The full SS-OCT system model chains components in order. In Python, we build a clean pipeline:

import numpy as np
from dataclasses import dataclass
from typing import List

@dataclass
class OpticalComponent:
    """Base class for Jones matrix optical components."""
    name: str
    jones_matrix: np.ndarray  # shape (2, 2), complex128
    
    def __post_init__(self):
        assert self.jones_matrix.shape == (2, 2), "Jones matrix must be 2x2"

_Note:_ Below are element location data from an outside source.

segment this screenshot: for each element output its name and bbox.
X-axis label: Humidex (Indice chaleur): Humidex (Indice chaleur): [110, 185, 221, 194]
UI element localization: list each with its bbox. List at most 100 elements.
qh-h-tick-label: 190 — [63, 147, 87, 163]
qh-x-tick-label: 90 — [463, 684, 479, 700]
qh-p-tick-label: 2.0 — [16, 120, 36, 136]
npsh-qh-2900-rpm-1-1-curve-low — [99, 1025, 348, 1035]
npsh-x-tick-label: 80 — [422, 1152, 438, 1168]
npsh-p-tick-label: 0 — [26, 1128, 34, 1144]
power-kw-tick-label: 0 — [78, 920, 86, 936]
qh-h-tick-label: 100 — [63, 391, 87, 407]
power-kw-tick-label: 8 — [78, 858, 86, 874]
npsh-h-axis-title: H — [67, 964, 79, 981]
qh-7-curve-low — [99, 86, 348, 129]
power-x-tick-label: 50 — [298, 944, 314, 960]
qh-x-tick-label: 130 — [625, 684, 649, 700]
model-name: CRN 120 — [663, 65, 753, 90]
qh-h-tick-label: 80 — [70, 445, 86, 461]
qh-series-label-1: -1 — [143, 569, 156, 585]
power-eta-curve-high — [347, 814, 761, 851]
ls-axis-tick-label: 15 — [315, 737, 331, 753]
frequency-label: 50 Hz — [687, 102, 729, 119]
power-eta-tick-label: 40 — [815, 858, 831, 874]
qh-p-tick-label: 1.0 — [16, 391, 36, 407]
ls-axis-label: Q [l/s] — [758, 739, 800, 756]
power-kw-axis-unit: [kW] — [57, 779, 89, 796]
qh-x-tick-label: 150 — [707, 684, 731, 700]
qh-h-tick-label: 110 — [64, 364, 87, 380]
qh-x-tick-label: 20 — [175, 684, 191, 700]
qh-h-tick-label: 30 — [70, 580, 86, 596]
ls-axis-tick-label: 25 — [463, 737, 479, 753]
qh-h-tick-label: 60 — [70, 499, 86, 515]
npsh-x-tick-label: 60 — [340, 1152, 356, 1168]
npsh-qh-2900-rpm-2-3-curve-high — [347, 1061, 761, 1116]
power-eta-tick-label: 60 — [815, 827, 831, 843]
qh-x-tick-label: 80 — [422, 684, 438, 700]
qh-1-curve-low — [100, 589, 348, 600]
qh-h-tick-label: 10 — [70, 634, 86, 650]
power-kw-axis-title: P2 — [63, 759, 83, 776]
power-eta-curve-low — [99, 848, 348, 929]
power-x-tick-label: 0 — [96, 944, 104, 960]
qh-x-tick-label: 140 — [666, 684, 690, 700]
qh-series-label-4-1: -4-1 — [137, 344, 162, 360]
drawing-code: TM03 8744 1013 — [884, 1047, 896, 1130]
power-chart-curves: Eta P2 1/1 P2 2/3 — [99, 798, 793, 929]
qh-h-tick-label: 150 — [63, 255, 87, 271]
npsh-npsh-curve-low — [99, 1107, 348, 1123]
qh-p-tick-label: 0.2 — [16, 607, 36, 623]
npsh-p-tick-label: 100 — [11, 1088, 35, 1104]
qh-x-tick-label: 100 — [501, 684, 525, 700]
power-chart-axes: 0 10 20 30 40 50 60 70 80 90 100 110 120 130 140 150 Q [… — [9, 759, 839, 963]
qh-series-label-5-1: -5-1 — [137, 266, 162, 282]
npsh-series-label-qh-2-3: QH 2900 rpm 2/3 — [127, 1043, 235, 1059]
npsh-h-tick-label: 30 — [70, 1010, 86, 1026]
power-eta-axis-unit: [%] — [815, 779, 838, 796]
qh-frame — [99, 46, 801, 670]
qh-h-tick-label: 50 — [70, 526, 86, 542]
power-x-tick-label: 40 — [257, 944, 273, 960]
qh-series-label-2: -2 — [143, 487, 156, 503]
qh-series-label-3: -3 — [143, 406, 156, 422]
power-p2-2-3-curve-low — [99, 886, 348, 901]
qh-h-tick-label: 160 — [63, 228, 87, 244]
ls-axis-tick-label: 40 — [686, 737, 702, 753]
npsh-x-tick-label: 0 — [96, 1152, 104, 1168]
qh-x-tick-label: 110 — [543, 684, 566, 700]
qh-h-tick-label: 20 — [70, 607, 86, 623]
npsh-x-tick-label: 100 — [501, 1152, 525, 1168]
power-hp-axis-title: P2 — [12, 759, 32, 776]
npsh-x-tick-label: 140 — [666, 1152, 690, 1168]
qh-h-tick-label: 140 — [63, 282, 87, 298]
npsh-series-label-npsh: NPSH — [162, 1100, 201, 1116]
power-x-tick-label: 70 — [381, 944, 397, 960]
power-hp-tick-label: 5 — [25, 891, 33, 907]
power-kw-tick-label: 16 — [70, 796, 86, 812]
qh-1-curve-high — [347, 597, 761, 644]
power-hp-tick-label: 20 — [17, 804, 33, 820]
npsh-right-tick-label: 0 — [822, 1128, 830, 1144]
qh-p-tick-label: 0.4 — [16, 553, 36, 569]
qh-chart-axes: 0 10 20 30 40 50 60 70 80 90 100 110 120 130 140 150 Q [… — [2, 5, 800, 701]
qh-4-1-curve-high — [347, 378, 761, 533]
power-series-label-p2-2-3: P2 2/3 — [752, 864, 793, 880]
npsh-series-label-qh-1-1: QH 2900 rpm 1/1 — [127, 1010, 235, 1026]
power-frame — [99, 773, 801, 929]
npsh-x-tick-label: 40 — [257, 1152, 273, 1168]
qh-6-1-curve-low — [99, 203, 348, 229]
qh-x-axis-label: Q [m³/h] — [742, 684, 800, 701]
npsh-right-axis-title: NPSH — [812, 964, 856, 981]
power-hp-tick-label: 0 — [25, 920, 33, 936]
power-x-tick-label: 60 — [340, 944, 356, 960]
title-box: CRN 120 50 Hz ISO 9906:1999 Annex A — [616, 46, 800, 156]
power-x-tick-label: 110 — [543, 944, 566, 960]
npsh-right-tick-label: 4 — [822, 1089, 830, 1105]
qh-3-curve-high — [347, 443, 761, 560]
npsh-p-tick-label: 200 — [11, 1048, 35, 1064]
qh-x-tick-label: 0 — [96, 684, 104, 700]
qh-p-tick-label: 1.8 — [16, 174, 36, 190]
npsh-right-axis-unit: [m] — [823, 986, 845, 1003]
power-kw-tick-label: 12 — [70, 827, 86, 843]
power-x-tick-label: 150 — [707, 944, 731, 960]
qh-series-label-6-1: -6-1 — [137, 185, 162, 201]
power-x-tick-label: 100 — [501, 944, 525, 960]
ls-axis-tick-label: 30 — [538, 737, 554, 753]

def cascade(components: List[OpticalComponent]) -> np.ndarray:
    """Compute the total Jones matrix for a sequence of components.
    
    Components are ordered source-to-detector: the first element
    in the list is closest to the source.
    """
    result = np.eye(2, dtype=complex)
    for component in components:
        result = component.jones_matrix @ result
    return result

def build_ssoct_system(wavelength_nm: float) -> np.ndarray:
    """Build complete SS-OCT Jones matrix for given wavelength."""
    components = [
        OpticalComponent("source_fiber", fiber_jones(2.0, wavelength_nm)),
        OpticalComponent("coupler_50_50", coupler_jones(0.5)),
        OpticalComponent("circulator", circulator_jones()),
        OpticalComponent("catheter_fiber", fiber_jones(1.5, wavelength_nm)),
        OpticalComponent("sample", sample_jones(wavelength_nm)),
        OpticalComponent("catheter_return", fiber_jones(1.5, wavelength_nm)),
        OpticalComponent("circulator_return", circulator_jones()),
        OpticalComponent("detector_fiber", fiber_jones(0.5, wavelength_nm)),
    ]
    return cascade(components)

Configuration Format

System configurations are stored in YAML for readability:

system:
  name: "SS-OCT Benchtop Prototype"
  wavelength_center_nm: 1310
  wavelength_bandwidth_nm: 100
  
components:
  - type: fiber
    length_m: 2.0
    birefringence: 1.0e-4
    beat_length_m: 0.013
    
  - type: coupler
    splitting_ratio: 0.5
    excess_loss_dB: 0.3
    
  - type: circulator
    isolation_dB: 40
    insertion_loss_dB: 0.7
    
  - type: catheter
    length_m: 1.5
    rotation_speed_rpm: 6000
    sheath_birefringence: 2.5e-4

Validation

We validate the simulation against known analytical results. For a quarter-wave plate at 45°, horizontally polarized input should become right-circularly polarized:

def test_qwp_45():
    """Quarter-wave plate at 45° converts H-pol to RCP."""
    qwp = waveplate(np.pi / 2, np.pi / 4)
    h_pol = np.array([1, 0], dtype=complex)
    
    output = qwp @ h_pol
    expected = np.array([1, -1j]) / np.sqrt(2)
    
    np.testing.assert_allclose(output, expected, atol=1e-10)

The simulation framework is now complete and ready for integration with our spectroscopic inverse algorithm. The full codebase will be released alongside the forthcoming publication.